Aziz milletimizin ve saygıdeğer okuyucularımızın mübarek ramazan bayramlarını tebrik ediyorum.

Eski bayramlar bir başka anlatılırdı. Can kulağı ile dinlerdik. Hayranlık duyardık o güzel bayram coşkularına.

İki senedir pandemi nedeniyle bayramlarımızı kutlayamıyoruz. Teravih namazları, toplu kılınan bayram namazları, camilerde toplu bayramlaşmalar, ev ziyaretleri, ailelerin bir araya gelmeleri mümkün olmadı. Sağlık için önerilen tedbirlere uyuyoruz.

Evlatlarımızı, torunlarımızı ancak telefonlarda görebiliyoruz.

Bu sıkıntılı dönem inşallah kısa sürede sona erer. İnsanlar sağlığına ve özgürlüklerine kavuşurlar.
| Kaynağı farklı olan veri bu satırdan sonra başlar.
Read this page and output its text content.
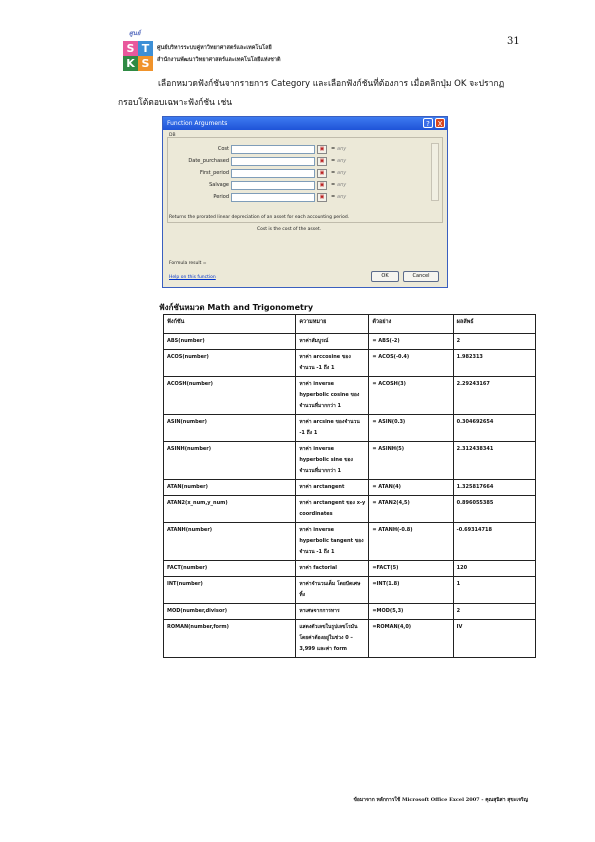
31
ศูนย์
S T
K S
ศูนย์บริหารระบบคู่หาวิทยาศาสตร์และเทคโนโลยี
สำนักงานพัฒนาวิทยาศาสตร์และเทคโนโลยีแห่งชาติ
เลือกหมวดฟังก์ชันจากรายการ Category และเลือกฟังก์ชันที่ต้องการ เมื่อคลิกปุ่ม OK จะปรากฏ
กรอบโต้ตอบเฉพาะฟังก์ชัน เช่น
Function Arguments	?	X
DB
Cost	▣	= any
Date_purchased	▣	= any
First_period	▣	= any
Salvage	▣	= any
Period	▣	= any
Returns the prorated linear depreciation of an asset for each accounting period.
Cost is the cost of the asset.
Formula result =
Help on this function	OK	Cancel
ฟังก์ชันหมวด Math and Trigonometry
ฟังก์ชัน	ความหมาย	ตัวอย่าง	ผลลัพธ์
ABS(number)	หาค่าสัมบูรณ์	= ABS(-2)	2
ACOS(number)	หาค่า arccosine ของจำนวน -1 ถึง 1	= ACOS(-0.4)	1.982313
ACOSH(number)	หาค่า inverse hyperbolic cosine ของจำนวนที่มากกว่า 1	= ACOSH(3)	2.29243167
ASIN(number)	หาค่า arcsine ของจำนวน -1 ถึง 1	= ASIN(0.3)	0.304692654
ASINH(number)	หาค่า inverse hyperbolic sine ของจำนวนที่มากกว่า 1	= ASINH(5)	2.312438341
ATAN(number)	หาค่า arctangent	= ATAN(4)	1.325817664
ATAN2(x_num,y_num)	หาค่า arctangent ของ x-y coordinates	= ATAN2(4,5)	0.896055385
ATANH(number)	หาค่า inverse hyperbolic tangent ของจำนวน -1 ถึง 1	= ATANH(-0.8)	-0.69314718
FACT(number)	หาค่า factorial	=FACT(5)	120
INT(number)	หาค่าจำนวนเต็ม โดยปัดเศษทิ้ง	=INT(1.8)	1
MOD(number,divisor)	หาเศษจากการหาร	=MOD(5,3)	2
ROMAN(number,form)	แสดงตัวเลขในรูปเลขโรมัน โดยค่าต้องอยู่ในช่วง 0 – 3,999 และค่า form	=ROMAN(4,0)	IV
ข้อมาจาก หลักการใช้ Microsoft Office Excel 2007 - คุณสุนิสา สุขะเจริญ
Nüfus sayısına göre en çok vakaya yakalanan ülkelerdeniz. Sayısı beş milyonu geçen pozitif vakamız, kırk beş bin civarında da vefat sayımız oldu.

Zamanında uygulanmayan kısıtlamalar mevsim yaza girerken sıkıntıları da beraberinde getiriyor. Çok geç kalınmış bir kapanma oldu.

Geçen bu süreçte fedakarca, özveri ile görev yapan doktorlarımıza, sağlık çalışanlarımıza şükranlarımı arz ediyorum. Pandemideki başarı tamamen sağlık çalışanlarımıza aittir. Kimse kendine pay da çıkarmasın.

Diğer çok önemli bir konu da İsrail'in Filistinlilere karşı acımasız ve insanlık dışı saldırıları ve katliamlarıdır. Lanetliyorum.

Ben şahıs olarak lanetliyorum, kınıyorum. Güzel başka bir şey elimizden gelmez. Fakat yetki sahibi iktidarın yapabileceği çok yaptırım imkanları vardır. Bu imkanlar ne hikmetse kullanılmaz. İsrail'e gereken tavır konulmaz. Bu işler sözle çözülmüyor. İcraat gerektiriyor.

Daha dün Mavi Marmara gemisinde şehit olan vatandaşlarımızın haklarını korumayıp İsrail'le anlaşmaya varanların bugün de İsrail'e karşı yaptırım kararı alması zaten düşünülmüyor.

Yine dün Ermeni soykırımını tanıyan ABD Başkanı Joe Biden'ın bu kararına karşı hiçbir yaptırıma gidilmeyişi de çok düşündürücü olmuştur. İncirlik, Kürecik üsleri en azından bir süre yaptırım konusu olmalıydı. "Ey ABD Başkanı!" diyemedik.

Her hakareti, suçlamayı sineye çeker, sıradan vatandaş gibi kınamayla geçiştirmeye çalışılırsa, yol olur yol...

Nasrettin Hoca hanımıyla yatarken bir fındık faresi hocanın bıyığı üzerinden geçer. Hoca efendi elini devamlı bıyık üstünden geçirirken eşi; 'hoca efendi fındık faresinden bu kadar mı korktun?" diye sorunca hoca efendi;

"Korkmadım hanım. Yalnız yol olmasın, alışkanlık yapmasın diye geçişine fırsat vermiyorum" cevabını verir.

Zamanında gerektiği gibi cevaplar verilmez, yaptırımlar uygulanmazsa, sineye çekilir, kınama ile geçiştirilirse gelecekte daha birçok sıkıntının yaşanması kaçınılmazdır.

Ramazan Bayramının kutlu olsun.

Sevgi ve saygılarımla.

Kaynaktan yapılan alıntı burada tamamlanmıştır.